Before 9/11—and this was really pointed to as one of the big causes or causal factors in 9/11—intelligence like this was siloed. The NSA knew it had what the NSA knew, and it held onto it. The CIA had the CIA’s intelligence and it held onto it. And everybody just kind of kept it in their own little boxes, and they weren’t showing it to one another. And what the 9/11 attacks showed was, like, ‘Look, unless all of you are to some degree collaborating and talking to each other, the left hand and the right hand aren’t going to know what’s going on.’
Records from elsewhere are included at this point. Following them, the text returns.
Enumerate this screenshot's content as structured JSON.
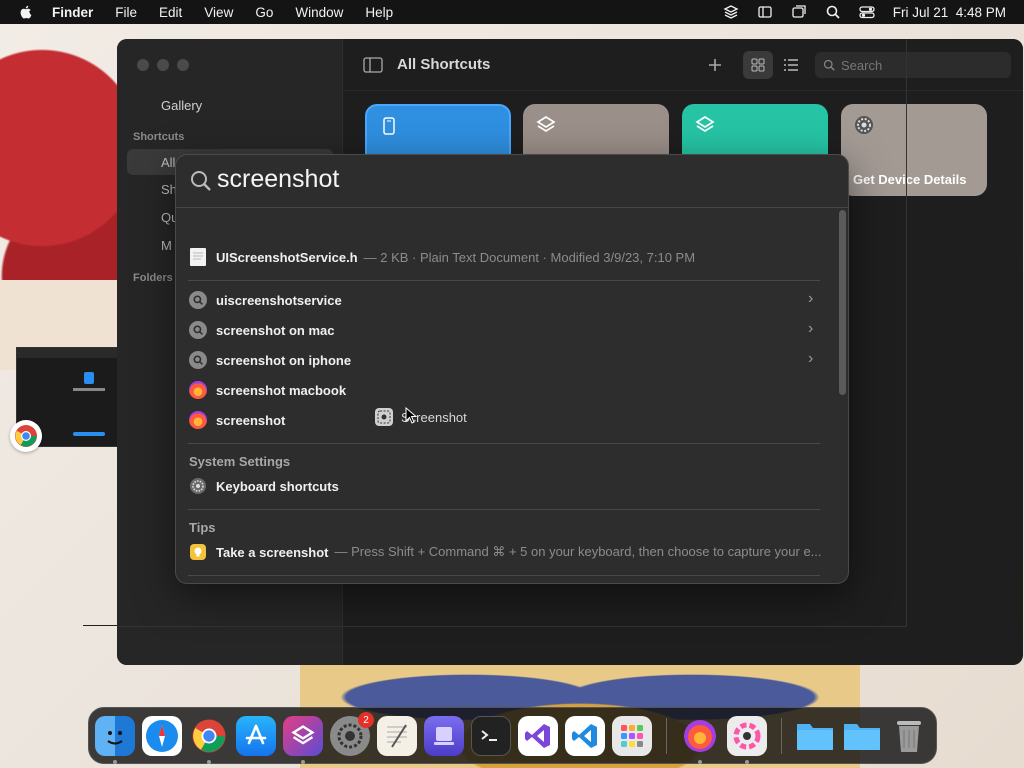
{
  "menubar": {
    "app": "Finder",
    "items": [
      "File",
      "Edit",
      "View",
      "Go",
      "Window",
      "Help"
    ],
    "clock": "Fri Jul 21  4:48 PM"
  },
  "shortcuts_window": {
    "sidebar": {
      "gallery": "Gallery",
      "shortcuts_header": "Shortcuts",
      "items": [
        "All",
        "Sh",
        "Qu",
        "M"
      ],
      "folders_header": "Folders"
    },
    "toolbar": {
      "title": "All Shortcuts",
      "search_placeholder": "Search"
    },
    "cards": [
      {
        "label": "",
        "color": "#2f8fe0"
      },
      {
        "label": "",
        "color": "#9b8f89"
      },
      {
        "label": "",
        "color": "#26c4a5"
      },
      {
        "label": "Get Device Details",
        "color": "#a39a94"
      }
    ]
  },
  "spotlight": {
    "query": "screenshot",
    "file_result": {
      "name": "UIScreenshotService.h",
      "meta": "— 2 KB · Plain Text Document · Modified 3/9/23, 7:10 PM"
    },
    "suggestions": [
      {
        "text": "uiscreenshotservice",
        "kind": "search",
        "chevron": true
      },
      {
        "text": "screenshot on mac",
        "kind": "search",
        "chevron": true
      },
      {
        "text": "screenshot on iphone",
        "kind": "search",
        "chevron": true
      },
      {
        "text": "screenshot macbook",
        "kind": "firefox",
        "chevron": false
      },
      {
        "text": "screenshot",
        "kind": "firefox",
        "chevron": false
      }
    ],
    "drag_item": "Screenshot",
    "system_settings": {
      "header": "System Settings",
      "item": "Keyboard shortcuts"
    },
    "tips": {
      "header": "Tips",
      "title": "Take a screenshot",
      "detail": "— Press Shift + Command ⌘ + 5 on your keyboard, then choose to capture your e..."
    }
  },
  "dock": {
    "apps": [
      "finder-icon",
      "safari-icon",
      "chrome-icon",
      "app-store-icon",
      "shortcuts-icon",
      "system-settings-icon",
      "textedit-icon",
      "xcode-icon",
      "terminal-icon",
      "visual-studio-icon",
      "vscode-icon",
      "launchpad-icon",
      "firefox-icon",
      "color-picker-icon",
      "folder-icon",
      "folder-icon",
      "trash-icon"
    ],
    "settings_badge": "2"
  }
}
And so the thought was, we’ve got to leave this kind of need-to-know mentality in the intelligence community toward what they would call need-to-share. This became a big mantra in the years after 9/11. The idea was that we should push this intelligence out to more people, so that anybody who could benefit from it would have greater access. And when that happens, it creates more points of vulnerability. The more people who have access to stuff, the more challenges, the more chances that they’re going to share it, or see something they’re not supposed to see.

I think it’s going to be hard for the intelligence community to say, ‘Fine, let’s just go back to the way it was,’ because they’re getting a lot of benefit out of collaboration. It’s not perfect and there’s still some isolation. But the intelligence community is far more collaborative in its structure.

So this might just be the cost of doing business.

I think it might be the cost of doing business, in that what they’re going to find is somewhere in the middle, where they can say, ‘All right, we need to have sharing. We need to have access.’ Do the Teixeiras of the world need to have access to everything? Do we really need to go that far?’ And they might start calibrating.